Competition Soft Law in National Courts: Quo Vadis?

Zlatina Rumenova Georgieva, Tilburg Law and Economics Center ask Competition Soft Law in National Courts: Quo Vadis?

ABSTRACT: This paper is based on an empirical dataset of 103 national competition cases of EU Member States, which contain judicial reasoning on supranational, Commission-issued competition soft law. The paper enquires into the possible reasons for detected national judicial attitudes to supranational soft competition instruments – namely – endorsement, rejection, persuasion, and neglect.

In particular, the empirical data suggests that the overwhelming majority of judicial endorsement of soft law happens with regard to the so-called Guidelines on Vertical Restraints, which are also the most cited supranational competition soft instrument in the courts of the jurisdictions under observation (Germany, France, the Netherlands and the United Kingdom). A staggering 62 per cent of all judicial soft law references are references to the said guidelines.

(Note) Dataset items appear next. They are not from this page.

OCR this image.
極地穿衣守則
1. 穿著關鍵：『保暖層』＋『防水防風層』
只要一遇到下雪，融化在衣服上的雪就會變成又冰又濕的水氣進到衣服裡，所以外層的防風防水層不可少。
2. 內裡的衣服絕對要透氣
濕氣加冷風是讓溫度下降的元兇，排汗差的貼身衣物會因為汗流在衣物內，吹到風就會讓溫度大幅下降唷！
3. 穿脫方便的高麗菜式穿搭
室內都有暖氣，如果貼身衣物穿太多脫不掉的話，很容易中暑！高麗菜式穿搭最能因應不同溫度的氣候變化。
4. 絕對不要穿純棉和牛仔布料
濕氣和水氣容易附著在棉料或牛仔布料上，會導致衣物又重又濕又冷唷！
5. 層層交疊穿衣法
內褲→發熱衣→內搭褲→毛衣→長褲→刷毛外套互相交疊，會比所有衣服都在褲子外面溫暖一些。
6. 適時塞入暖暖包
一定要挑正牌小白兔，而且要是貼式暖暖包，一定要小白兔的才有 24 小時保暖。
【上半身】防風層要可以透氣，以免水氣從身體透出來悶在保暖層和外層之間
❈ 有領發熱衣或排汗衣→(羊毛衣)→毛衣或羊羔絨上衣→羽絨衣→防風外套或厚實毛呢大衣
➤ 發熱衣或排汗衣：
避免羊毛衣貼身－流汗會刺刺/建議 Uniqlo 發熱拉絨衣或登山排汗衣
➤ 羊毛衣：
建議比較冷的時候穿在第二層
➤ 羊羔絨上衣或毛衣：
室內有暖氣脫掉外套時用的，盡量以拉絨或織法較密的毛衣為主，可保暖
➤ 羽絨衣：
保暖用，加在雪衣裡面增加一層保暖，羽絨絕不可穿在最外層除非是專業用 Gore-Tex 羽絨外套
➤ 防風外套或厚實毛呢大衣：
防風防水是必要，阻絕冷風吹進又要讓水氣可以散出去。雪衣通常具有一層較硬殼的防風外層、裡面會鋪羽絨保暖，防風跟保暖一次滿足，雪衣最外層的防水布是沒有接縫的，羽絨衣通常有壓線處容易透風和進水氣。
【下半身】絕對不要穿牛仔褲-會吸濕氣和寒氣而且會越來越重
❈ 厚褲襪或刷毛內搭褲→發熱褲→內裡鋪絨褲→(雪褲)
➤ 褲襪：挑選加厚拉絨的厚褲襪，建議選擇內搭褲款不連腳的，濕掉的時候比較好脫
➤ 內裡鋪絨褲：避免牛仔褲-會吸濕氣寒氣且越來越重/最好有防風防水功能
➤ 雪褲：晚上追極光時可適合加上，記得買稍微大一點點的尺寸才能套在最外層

By contrast, the so-called Article 82 Guidance Paper receives the lowest amount of references – a mere 8 per cent – and is also more often than not either rejected or neglected by the national judiciaries. The other two soft instruments under observation in this study – the Guidelines on Horizontal Cooperation Agreements and the Article 81(3) Guidelines – are engaged with sparingly (they comprise 13 and 16 per cent of the total cases, respectively) and with varying success. The thus summarized results offer fruitful ground for analysis, which this paper performs in its Section 4. Several factors that could explain the above observations are therefore discussed in detail.

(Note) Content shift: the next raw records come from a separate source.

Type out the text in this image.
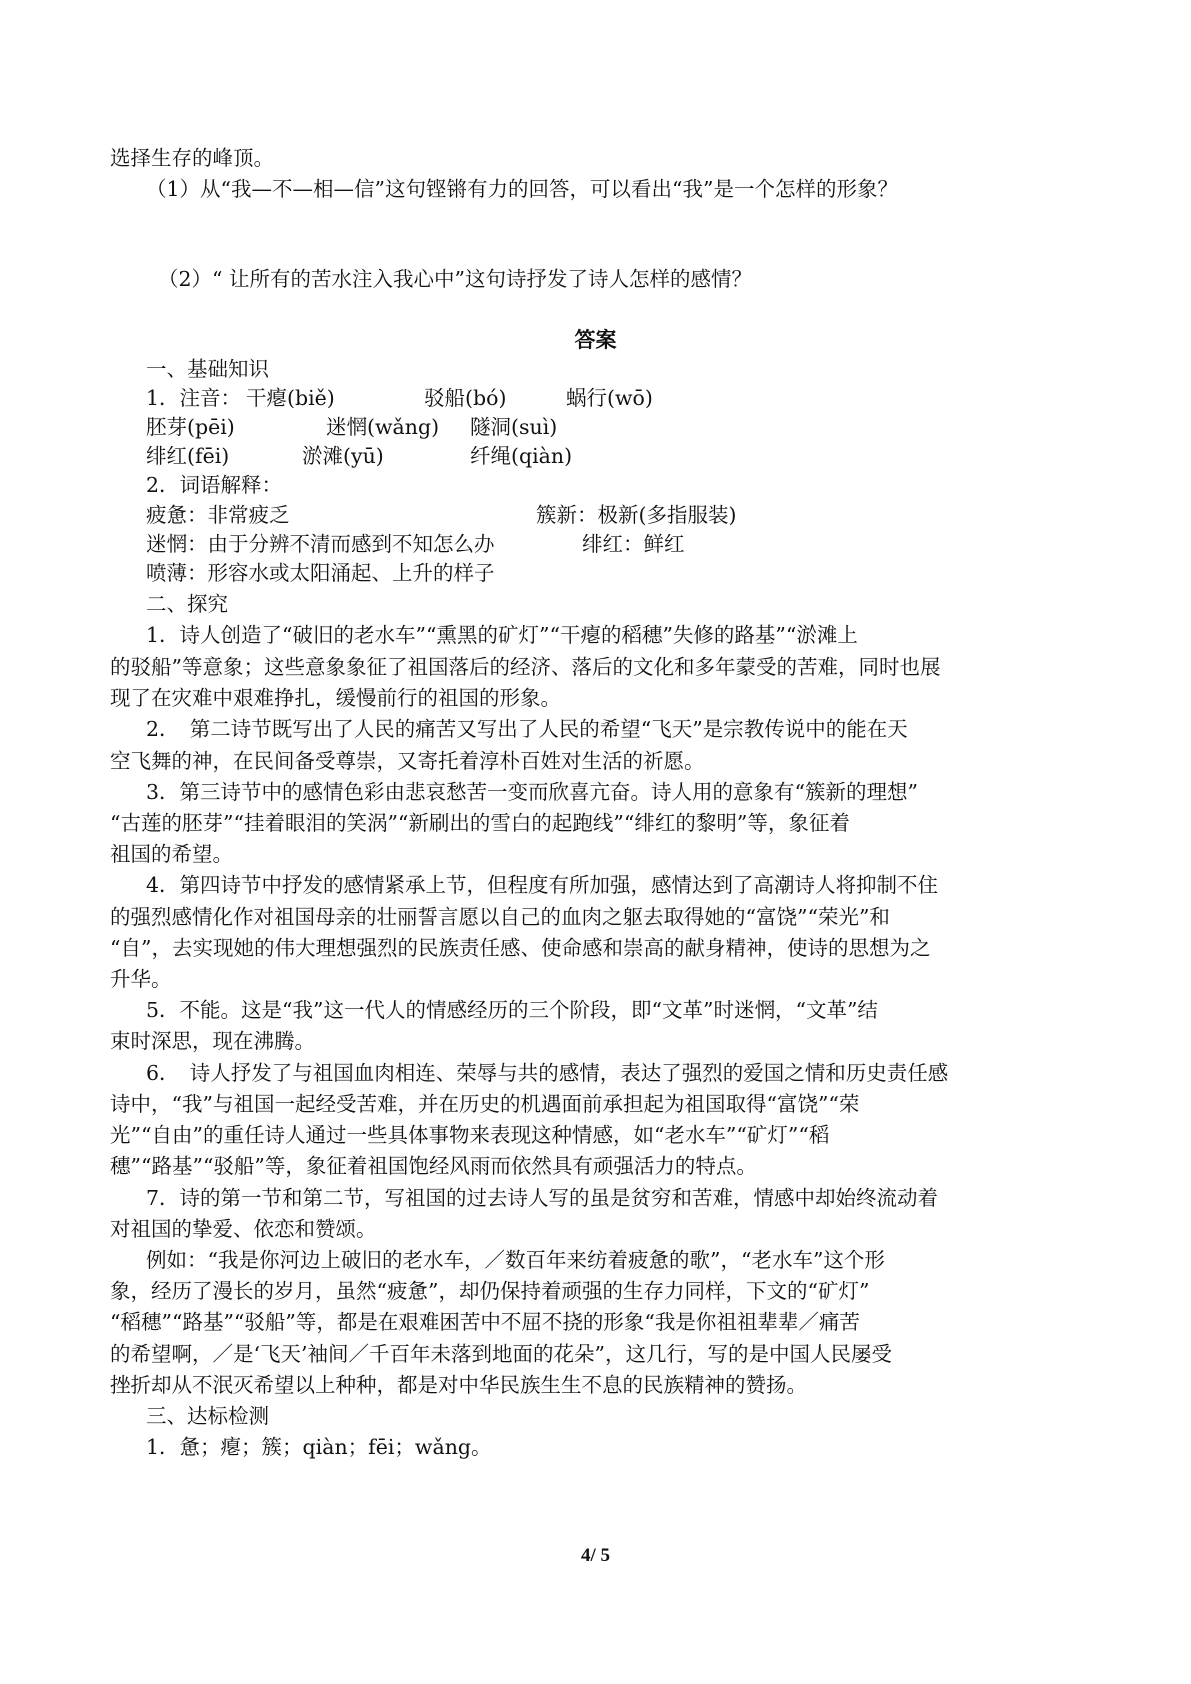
选择生存的峰顶。
（1）从“我—不—相—信”这句铿锵有力的回答，可以看出“我”是一个怎样的形象？
（2）“ 让所有的苦水注入我心中”这句诗抒发了诗人怎样的感情？
答案
一、基础知识
1．注音： 干瘪(biě)	驳船(bó)	蜗行(wō)
胚芽(pēi)	迷惘(wǎng)	隧洞(suì)
绯红(fēi)	淤滩(yū)	纤绳(qiàn)
2．词语解释：
疲惫：非常疲乏	簇新：极新(多指服装)
迷惘：由于分辨不清而感到不知怎么办	绯红：鲜红
喷薄：形容水或太阳涌起、上升的样子
二、探究
1．诗人创造了“破旧的老水车”“熏黑的矿灯”“干瘪的稻穗”失修的路基”“淤滩上
的驳船”等意象；这些意象象征了祖国落后的经济、落后的文化和多年蒙受的苦难，同时也展
现了在灾难中艰难挣扎，缓慢前行的祖国的形象。
2．　第二诗节既写出了人民的痛苦又写出了人民的希望“飞天”是宗教传说中的能在天
空飞舞的神，在民间备受尊崇，又寄托着淳朴百姓对生活的祈愿。
3．第三诗节中的感情色彩由悲哀愁苦一变而欣喜亢奋。诗人用的意象有“簇新的理想”
“古莲的胚芽”“挂着眼泪的笑涡”“新刷出的雪白的起跑线”“绯红的黎明”等，象征着
祖国的希望。
4．第四诗节中抒发的感情紧承上节，但程度有所加强，感情达到了高潮诗人将抑制不住
的强烈感情化作对祖国母亲的壮丽誓言愿以自己的血肉之躯去取得她的“富饶”“荣光”和
“自”，去实现她的伟大理想强烈的民族责任感、使命感和崇高的献身精神，使诗的思想为之
升华。
5．不能。这是“我”这一代人的情感经历的三个阶段，即“文革”时迷惘，“文革”结
束时深思，现在沸腾。
6．　诗人抒发了与祖国血肉相连、荣辱与共的感情，表达了强烈的爱国之情和历史责任感
诗中，“我”与祖国一起经受苦难，并在历史的机遇面前承担起为祖国取得“富饶”“荣
光”“自由”的重任诗人通过一些具体事物来表现这种情感，如“老水车”“矿灯”“稻
穗”“路基”“驳船”等，象征着祖国饱经风雨而依然具有顽强活力的特点。
7．诗的第一节和第二节，写祖国的过去诗人写的虽是贫穷和苦难，情感中却始终流动着
对祖国的挚爱、依恋和赞颂。
例如：“我是你河边上破旧的老水车，／数百年来纺着疲惫的歌”，“老水车”这个形
象，经历了漫长的岁月，虽然“疲惫”，却仍保持着顽强的生存力同样，下文的“矿灯”
“稻穗”“路基”“驳船”等，都是在艰难困苦中不屈不挠的形象“我是你祖祖辈辈／痛苦
的希望啊，／是‘飞天’袖间／千百年未落到地面的花朵”，这几行，写的是中国人民屡受
挫折却从不泯灭希望以上种种，都是对中华民族生生不息的民族精神的赞扬。
三、达标检测
1．惫；瘪；簇；qiàn；fēi；wǎng。
4/ 5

Firstly, it is hypothesized that observed outcomes are determined by interactions between the national and supranational (EU) level. Those interactions comprise of informational exchanges with regard to the judicial endorse-ability of said soft law instruments. With their competition judgments, the CJEU and the GC show their position on Commission-issued competition soft law and thus send a signal to the national judiciary, which – in turn – absorbs/transforms the signal and sends it back to the supranational level.

Secondly, it is hypothesized that the peculiarities of competition enforcement and – even more generally – the legal systems of each Member State under observation, influence judicial engagement with supranational soft law. The particular peculiarities examined in this study are: 1) intensity of judicial review for public enforcement cases, 2) type of court handling the case (specialized or not) for both public and private enforcement cases and 3) the existence or not of a national soft law instrument that is equivalent or identical to its supranational counterpart. All of the above-enumerated factors, it is argued, can influence the ability of national courts to engage with supranational competition soft law and/or their attitude towards it.